I have some things to say, and until I say those things, it burns.  Not a roaring burst that must be instantly extinguished, but a low flame, a source of heat that lives beneath the light of my everyday.  The release that comes once I speak or write is pure peace, peace for the moment until the burn begins anew.  I can’t explain this.  I never have been able to understand why I used to lie in the bed reciting Bible story tapes I memorized while trying to take a nap, why I used to stand in the front of the mirror reciting my notes for a test the next day, why I used to rehearse conversations out loud before I had them, or why I used to practice the inflections and facial expressions for a properly articulated hook in a speech.  I can’t tell you why, but I can tell you how.  Teaching.  It has provided an outlet for this low burn for almost twenty years.  Teaching and the occasional speaking engagement or the infrequently posted written note for Facebook.  No doubt about it, my students have been my captive audience all this time, my test audience, my guinea pigs.  And I have loved every second of it.

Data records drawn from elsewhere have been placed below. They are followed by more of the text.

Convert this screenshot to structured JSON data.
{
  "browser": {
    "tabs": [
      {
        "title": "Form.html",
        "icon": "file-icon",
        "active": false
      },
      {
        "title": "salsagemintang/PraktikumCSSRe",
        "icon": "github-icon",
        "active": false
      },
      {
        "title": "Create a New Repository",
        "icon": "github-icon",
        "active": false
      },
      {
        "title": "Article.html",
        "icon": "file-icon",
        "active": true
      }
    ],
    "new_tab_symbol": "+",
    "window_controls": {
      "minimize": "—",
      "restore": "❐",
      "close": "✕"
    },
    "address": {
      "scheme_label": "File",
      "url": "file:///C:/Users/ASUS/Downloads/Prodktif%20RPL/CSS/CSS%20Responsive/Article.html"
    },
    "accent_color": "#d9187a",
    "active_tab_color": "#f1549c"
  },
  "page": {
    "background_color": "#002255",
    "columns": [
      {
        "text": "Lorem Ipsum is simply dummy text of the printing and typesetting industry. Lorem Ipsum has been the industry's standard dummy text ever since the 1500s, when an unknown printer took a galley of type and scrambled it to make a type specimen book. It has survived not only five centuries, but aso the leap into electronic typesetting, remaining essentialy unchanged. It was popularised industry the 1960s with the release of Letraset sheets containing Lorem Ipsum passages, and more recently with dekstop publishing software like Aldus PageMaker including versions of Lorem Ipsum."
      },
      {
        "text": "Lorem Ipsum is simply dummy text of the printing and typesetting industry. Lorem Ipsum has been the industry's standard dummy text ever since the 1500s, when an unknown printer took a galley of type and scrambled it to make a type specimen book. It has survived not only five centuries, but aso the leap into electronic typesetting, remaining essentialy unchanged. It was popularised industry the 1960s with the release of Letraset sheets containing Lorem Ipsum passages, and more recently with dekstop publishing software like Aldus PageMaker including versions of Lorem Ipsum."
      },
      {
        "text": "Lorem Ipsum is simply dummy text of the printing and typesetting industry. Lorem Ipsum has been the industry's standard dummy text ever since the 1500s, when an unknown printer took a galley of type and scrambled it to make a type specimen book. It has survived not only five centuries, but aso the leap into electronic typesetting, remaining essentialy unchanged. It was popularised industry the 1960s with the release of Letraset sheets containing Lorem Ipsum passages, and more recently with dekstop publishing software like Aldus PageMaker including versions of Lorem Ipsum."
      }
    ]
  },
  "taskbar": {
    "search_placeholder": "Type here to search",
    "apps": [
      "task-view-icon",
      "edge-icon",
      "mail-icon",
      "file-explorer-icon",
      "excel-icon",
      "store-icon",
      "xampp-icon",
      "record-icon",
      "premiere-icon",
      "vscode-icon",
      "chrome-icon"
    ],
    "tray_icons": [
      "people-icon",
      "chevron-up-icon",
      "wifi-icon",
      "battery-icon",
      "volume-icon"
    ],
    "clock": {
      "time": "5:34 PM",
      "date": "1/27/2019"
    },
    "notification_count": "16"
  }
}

Now, however, I am craving a new outlet.  A different platform.  I have no intention of forsaking the teaching podium because I believe I was born for it.  However, there seems to be something calling me in the distance.  And believe me, if this burn could be doused by a Zantac or a Harley or a new relationship or some retail therapy or a pill, I would have found a way to shed myself of it long ago.  There is nothing quite as exquisitely painful as living near the edge of an unrealized dream.  So, I am going to let it burn.  Let the intensity grow until it burns away the apathy and the procrastination and the busy-ness that impedes the best of us.  And I don’t know where this lighted path will lead, but I am going to walk it anyway, being intentional about speaking my dreams aloud.  I don’t want to write merely for an intellectual exercise or a creative outlet.  To write honestly and to speak boldly.  For me, both acts are simple expressions of a grand pursuit of meaning and purpose defined in the light of an absolute and made most abundant in its shadow.  And this blog is the first step of that process.  So today is the day of declaring the burn, and I hope you will walk along this path with me, and carry your candle as well.  Let’s all walk  in the light of our shared dreams lest our fire burns out.